When Vetrano didn't return home by 7 p.m., her father, Philip Vetrano, a retired New York City firefighter, got in touch with a police chief who lives nearby. The police chief called 911, starting a search for the young woman. Her father was part of the search party.
Around 10:40 p.m., the search party discovered Vetrano's cell phone by a bike path in Spring Creek Park, a recreation area adjacent to her Queens neighborhood. Her dad spotted her body in the tall grass about 15 feet away. She was face down in a secluded, marshy area that's part of a network of running paths frequented by joggers and cyclists. The section where Vetrano's body was found is often bypassed by people using the longer routes.
Her father, with whom she often ran, had urged her not to jog along that path without him. A bad back kept him home from this run.

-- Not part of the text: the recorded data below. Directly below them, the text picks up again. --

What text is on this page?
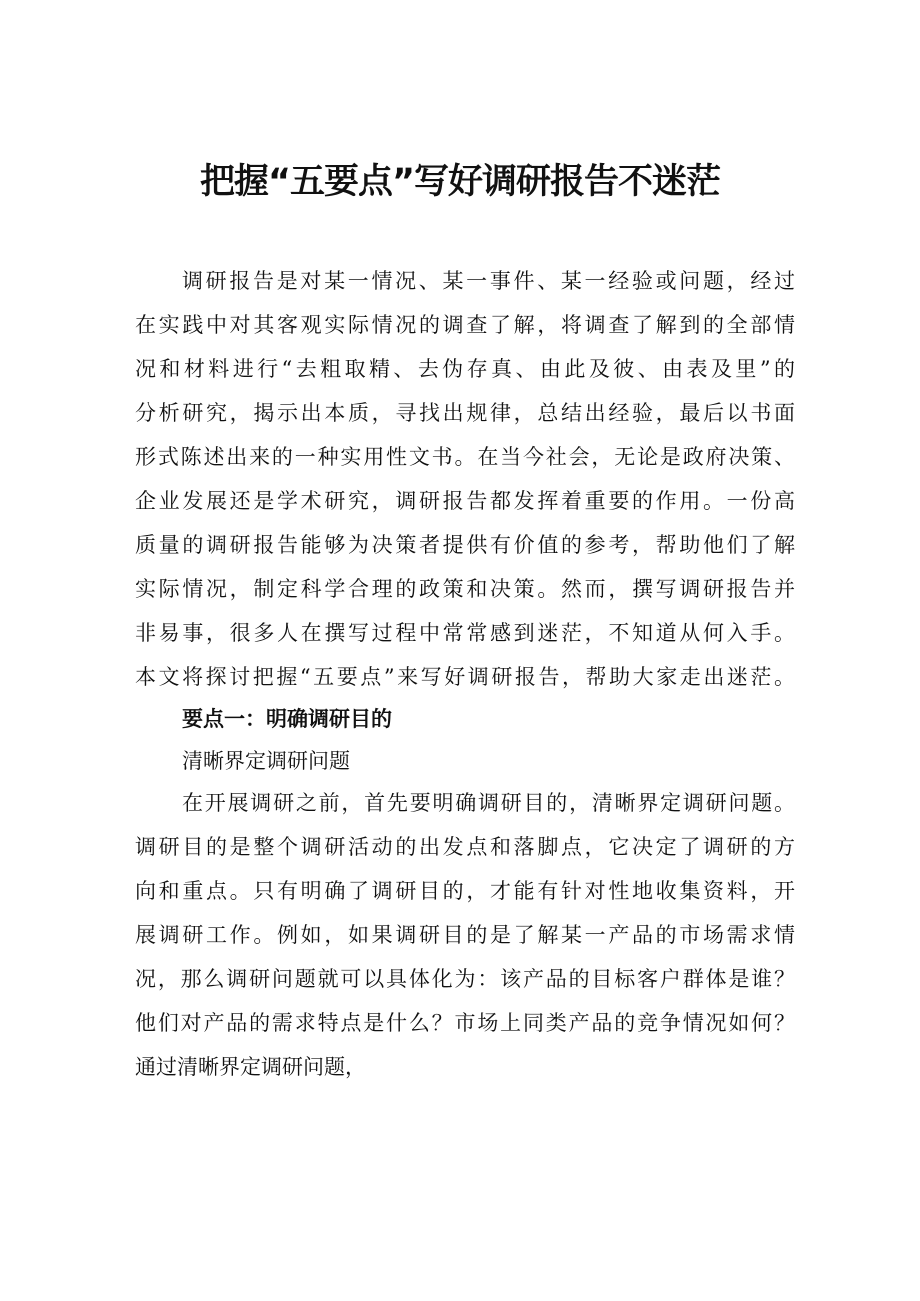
把握“五要点”写好调研报告不迷茫
调研报告是对某一情况、某一事件、某一经验或问题，经过
在实践中对其客观实际情况的调查了解，将调查了解到的全部情
况和材料进行“去粗取精、去伪存真、由此及彼、由表及里”的
分析研究，揭示出本质，寻找出规律，总结出经验，最后以书面
形式陈述出来的一种实用性文书。在当今社会，无论是政府决策、
企业发展还是学术研究，调研报告都发挥着重要的作用。一份高
质量的调研报告能够为决策者提供有价值的参考，帮助他们了解
实际情况，制定科学合理的政策和决策。然而，撰写调研报告并
非易事，很多人在撰写过程中常常感到迷茫，不知道从何入手。
本文将探讨把握“五要点”来写好调研报告，帮助大家走出迷茫。
要点一：明确调研目的
清晰界定调研问题
在开展调研之前，首先要明确调研目的，清晰界定调研问题。
调研目的是整个调研活动的出发点和落脚点，它决定了调研的方
向和重点。只有明确了调研目的，才能有针对性地收集资料，开
展调研工作。例如，如果调研目的是了解某一产品的市场需求情
况，那么调研问题就可以具体化为：该产品的目标客户群体是谁？
他们对产品的需求特点是什么？市场上同类产品的竞争情况如何？
通过清晰界定调研问题，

"If you're a runner, you understand, you run every night," NYPD Chief of Detectives Robert Boyce said. "So she went and she said she'd be all right."
Police said on Wednesday that Vetrano was strangled and her running clothes were in disarray, suggesting she was possibly sexually assaulted. According to the Daily News, her pants were not in the same position as when she left the house, police said.
No arrests have been made.
Police, who used cell phone signals to narrow the search, said there is security video of her running along the edge of the park at about 5:45 p.m. "There's a lot of forensic evidence as well as digital evidence in the area," NYPD's Boyce said.
Vetrano, who lived in the Howard Beach section of Queens, had just graduated from a Master's program at St. John's University in New York, according to DNAinfo. She was studying speech pathology. Vetrano was also working part-time as a waitress, a friend said.
"She was a very witty girl, she always had a smile on her face," 31-year-old Albert Aldo Puentes, a family friend, told DNAinfo. "She was very profound in the way she'd speak - people would pay attention."